Monday, November 21, 2016

Rewalk in the hills

Cities are deaf to real conversations, words get lost all the time. If you go searching for the light banter and relaxed moments you shared with a friend some years ago, you will mostly draw a blank. There are no safe deposits where you can commit a memory and revisit it again to find your gold.

The slow moving camera, the long gazes, the deep breaths and gentle blues music in the background, that is how memories are made in movie and somehow it is true in real life as well. The world slows down, folds inwards closing out the outer chatter and accentuates the presence of the small space around you- the eyes, the smiles, the carefree words, the spying sun and may be the flutter of the leaves or the crashing waves or the singing birds. In the quite of the woods and the rugged hills, the words and smile, the sweat and the short breathe, the apple and the taste of wind are all frozen in time.
The real magic reveals itself when you retrace your steps and find the little nuggets of forgotten gold from your last visit still shining under the clear blue sky!



Thursday, November 10, 2016

Thinking, fast and Slow-Book review

The author starts with a confession of a modest goal (enrich talks at the office water coolers) and then proceeds to reveal his decades of research on human cognition -how we make decisions, choices and memories. There are two systems, he posited, one conscious and slow and involved, the other devoted to jumping to conclusions, mostly subconsciously. The book fleshes two characters(System 1 & System 2) who embody these systems and we get to understand their individual traits and the dynamics of their interaction.
This cognitive model also helps explain illusions such as anchoring, non regressive predictions and overconfidence. The operative model of our mind makes us susceptible to these biases and in most cases we are not even aware of it. 

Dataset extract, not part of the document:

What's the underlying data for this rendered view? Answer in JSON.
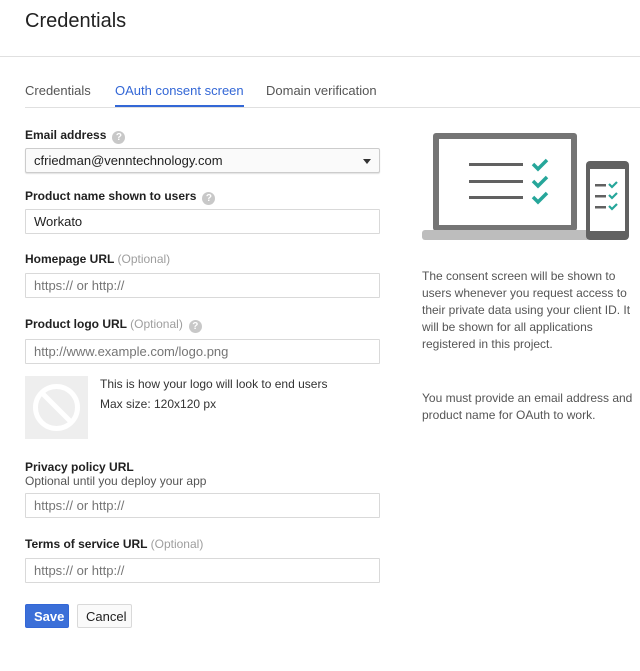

This is an extremely smart book, quite balanced in building its case and discussing the implications of the result. It requires attentiveness to work through the various experiments illustrated in the book to explain the different theories and ideas. Also sometimes you need to summon personal experiences to evaluate if the theory explains your individual behavior.
In the course of reading the book, there were times when the book seemed to decode my motivation for action or inaction in my daily decision making. 
If you are trying to make sense of the 2016 US presidential election, the book provides very useful framework to interpret human rationality, gains & losses perception, biases and data interpretation.

Human existence is defined by our mortality, rationality and emotionality ; our societies are shaped by the sum total and in turn feedback to the individual. Don’t worry the book doesn’t indulge in such convoluted logic, this is just my random musing inspired by the book. 
This is a well researched and logically articulated book. I am in complete awe of Daniel Kahneman's work, with his focus on understanding individual decision making, he has developed a framework for institutional decision making and public policy discourse.

As I flipped the last page, the one thought that surfaced in my brain was what am I going to do about it, now that I know how ‘it’ works? 
I guess just stop and look closely whenever I press 'Submit'!(and  submit,,,)

Wednesday, November 2, 2016

The Grapes of Wrath-Book review

The book is essentially a looking glass into the largest migration in American history within a short period of time. Between 1930 and 1940, approximately 3.5 million people moved out of the Plains states due to drought conditions and migrated towards the West coast only to find that the Great depression had rendered economic conditions there little better than those they had left. The large scale worker movement created demand supply imbalance, depressed earnings and created conditions rife for exploitation of the displaced migrant workers.

The novel is a commentary of the period with poverty, migration, labor rights and public policy as the key themes of the narrative using the trials and tribulations of a fictional family-the Joads from Sallisaw Oklahoma, who drove in a Hudson Motor car company saloon converted to a truck along highway 66 to reach California. When they finally reach the Promised Land after personal tragedies and loss, what they witness is unwelcome social treatment, colluding business interests and hostile law enforcement.
To a great extent the world interprets human history in terms of the stories, poems and pictures. The brilliance of the book ‘The Grapes of Wrath’ is that it distilled the undeserved poverty and displacement of the self-respecting White American Joad family as representative of the collective history of the nameless multitudes that lived the era..

Although simplification of history comes with its own perils, what we get in the novel are unfaultable heroes (the insufferable Ma Joad and Tom Joad the son who breaks the law but has a heart of gold). The writer doesn’t veil his sympathy for migrants and workers' movement so we have a clear annotation of the good vs. evil clash.
When preparing to write the novel, Steinbeck wrote: "I want to put a tag of shame on the greedy bastards who are responsible for this [the Great Depression and its effects]." He famously said, "I've done my damnedest to rip a reader's nerves to rags."
I guess when I weigh the book against the stated objective of the author, I agree that the book has served its purpose.